Baker's Surprise
Noel Laflin
Fifty years
ago this summer, a hitchhiking field mouse snuck into our car in a Jackson
Hole, Wyoming campsite and drove all the way with us to Baker, California.
Can you
imagine the surprise on his tiny face – this descendent of cool and hardy Teton
rodents - when he jumped from the backseat of our old Ford and hit the hot
rocks of the Mojave Desert?
I witnessed
the escape, but not his face, as it was near midnight and dimly lit in front of
the old diner off Baker Boulevard – the one that beckoned to weary humans, such
as us, with its promise of air conditioning and ice cold malted milkshakes.
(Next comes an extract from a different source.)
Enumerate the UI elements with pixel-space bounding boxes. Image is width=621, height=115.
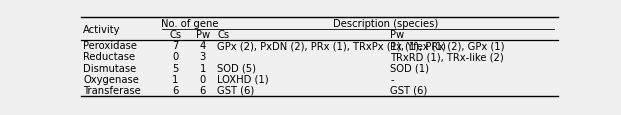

But as it was still a hundred plus degrees
that stifling August night, half a century ago, I can only imagine the shock
and dismay that must have wilted the whiskers on our diminutive traveling companion
as he scampered off into the sagebrush and cactus – a thousand miles from home –
at the very Gateway to Death Valley itself.
I have often
thought of him over the decades – especially when we pass through the town of Baker.
Chances are
that he was toast by morning.
But then
again, I like to think that he not only survived, but thrived – and has since
spawned a hardy race of mountain-desert mice – the very likes with which the
tiny town of Baker still contends.
I’ll have to
ask our favorite waitress about such mighty mice the next time we are drawn into
the local Denny’s there off Baker Boulevard – the one with its promise of air conditioning
and ice cold malted milkshakes. For I
believe it now sits where the old diner of long ago once beckoned to fellow
travelers – four and two-legged alike.